Telle est la définition du jardin selon Gilles Clément. Je suis tellement (souligné 3 fois) en accord avec lui. En vrai, je suis presque toujours en accord avec lui, celles et ceux qui me lisent le savent…
Mais allons un brin plus loin : cet espace mental, quel est-il ? C’est celui du désir qui guide la main du jardinier et de la jardinière, le désir de voir pousser cette plante que je sème, de croître ces arbres de perspective, de voir prospérer ces légumes, de voir s’installer les, peu poétiquement désignés, auxiliaires du jardin. Il s’agit de créer un paysage issu d’une rencontre entre un environnement donné, un contexte, et un imaginaire bien souvent culturellement influencé, les trois dans un incessant mouvement de recherche d’équilibre.
Dans mes rencontres et dialogues avec des jardiniers amateurs comme moi, je constate souvent la profondeur du fossé entre le désir, l’espérance et la réalité vécue. “Mon jardin, c’est une cata…tous mes légumes ont été bouffés par les limaces… j’arrive pas à faire pousser des carottes, mon gazon est plein de mousse et de mauvaises herbes, mes cerises sont habitées”…, et tant d’autres espérances déçues.
Mais rassurez-vous, amis jardiniers, le syndrome “Power Point” contre-attaque! Vous avez vu ces interpellations sur internet? 3 choses à savoir pour cultiver la salade, 5 pièges à éviter pour de belles tomates, 4 engrais naturels indispensables, etc… C’est la liste à puces de nos désirs, celle qui simplifie le monde, celle qui vous fait croire que vous allez réussir à tous les coups en suivant des recettes éprouvées (5 trucs de grand-mère pour… !!).
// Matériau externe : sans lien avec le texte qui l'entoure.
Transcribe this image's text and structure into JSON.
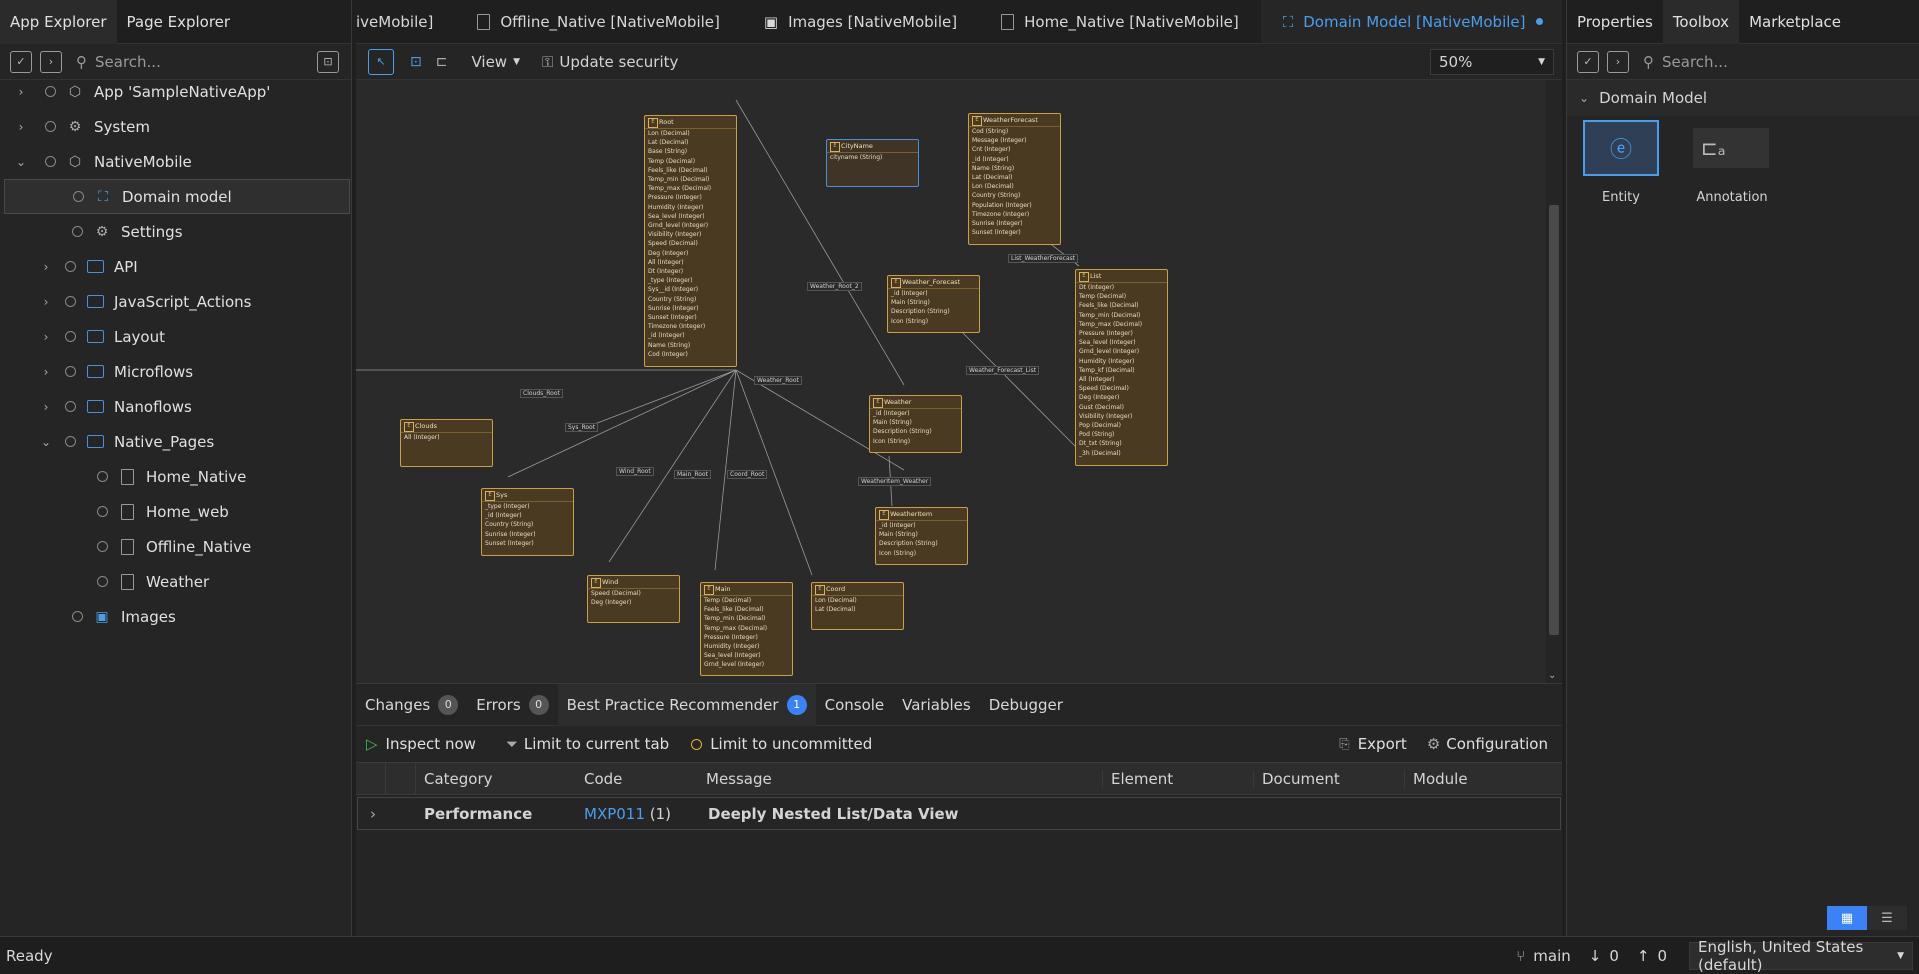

Il n’y pas que la jardinage qui est atteint du syndrome : 4 mois pour courir la marathon, 10 trucs pour réussir le bac, ranger vos armoires une fois pour toutes, et bien sûr le top du top: un mois pour perdre 10 kilos!
On économise ainsi notre temps d’intelligence et nos efforts. C’est l’inflation de la simplexification (c’est à dire de rendre simple ce qui est complexe: Une chose simplexe est une “chose complexe dont on a déconstruit la complexité que l’on sait expliquer de manière simple” , Edgar Morin). On la voit à l’oeuvre dans les bouquins de jardinage aussi: “Le potager du paresseux”, “Simplissime, le jardinage”, “Le jardin facile”, etc. Ces livres ont peut-être le mérite d’encourager les débutants à se saisir de la pelle et du rateau, au risque de leur faire croire que tout est simple et facile et de les exposer à de cruelles désillusions. Le risque aussi est celui de faire de gros dégâts dans la nature de leur jardin. Si, pour finir, découragés, ils abandonnent leurs efforts, la nature a toutes les chances de se recréer en liberté, ce qui est d’une ironie qui ne me déplaît pas…
Le jardin, s’il est d’abord un espace mental, comme le dit Gilles Clément, est aussi un lieu d’observation respectueuse, un lieu de connaissance, un lieu, bien sûr, de travail parfois méticuleux parfois physiquement pénible… toujours humble. La capacité a être surpris, la patience, le lâcher-prise, l’adaptation, la propension à expérimenter sans vouloir réussir à tous les coups, sont les qualités fondamentales des jardiniers qui veulent transformer avec douceur et respect le paysage de leur jardin pour qu’il rencontre leur paysage mental espéré.